Ecco che il costo di un ormeggio è scandalosamente alto; che una vite di acciaio “marino” costa tre-quattro volte quel che dovrebbe; che il proprietario di un piccolo natante deve strapagare gabelle di ogni tipo. La giustificazione valida per tutti i casi è: se ha la barca può permetterselo.

Non a caso all’inizio ho nominato il Piviere. Quella barca di appena 6 metri e 14 era stata inventata agli inizi degli anni ’70 dal compianto Mauro Mancini, il giornalista del quotidiano la Nazione che avrebbe perso la vita a seguito del naufragio del Surprise di Ambrogio Fogar, a circa 200 miglia dalle isole Falkland, nel 1978.

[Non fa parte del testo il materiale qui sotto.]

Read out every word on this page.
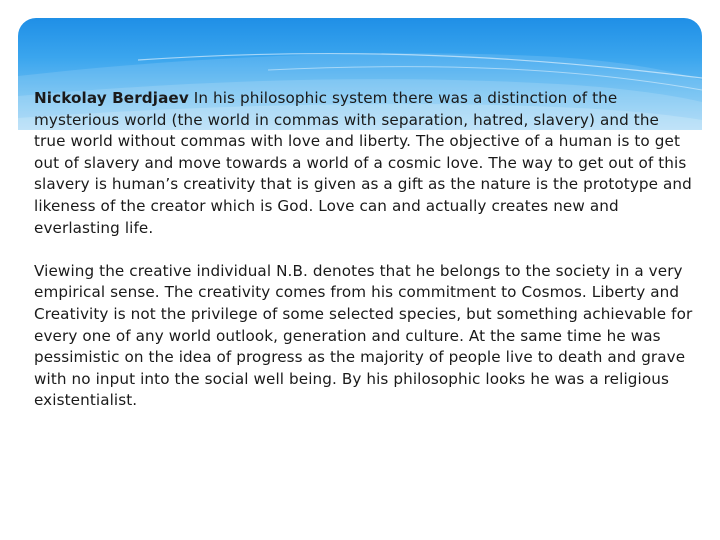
Nickolay Berdjaev In his philosophic system there was a distinction of the mysterious world (the world in commas with separation, hatred, slavery) and the true world without commas with love and liberty. The objective of a human is to get out of slavery and move towards a world of a cosmic love. The way to get out of this slavery is human’s creativity that is given as a gift as the nature is the prototype and likeness of the creator which is God. Love can and actually creates new and everlasting life.

Viewing the creative individual N.B. denotes that he belongs to the society in a very empirical sense. The creativity comes from his commitment to Cosmos. Liberty and Creativity is not the privilege of some selected species, but something achievable for every one of any world outlook, generation and culture. At the same time he was pessimistic on the idea of progress as the majority of people live to death and grave with no input into the social well being. By his philosophic looks he was a religious existentialist.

Mauro collaborava con la rivista specializzata Forza 7 – la stessa nella quale io stesso avrei lavorato per alcuni anni – e, non so bene come, riuscì a far produrre il suo piccolo veliero in circa 350 esemplari dal cantiere CBS di Fiumicino. Il suo sogno era quello di farne un’utilitaria del mare, un po’ com’era stato negli anni ’50-’60 con la Fiat 600, che aveva spalancato il mondo delle quattro ruote alla famiglia media italiana.

Fatte le debite proporzioni, in un certo senso ci riuscì, anche perché la sua formula fu ripresa da diversi altri cantieri italiani. Altro che lusso: quella era la nautica popolare.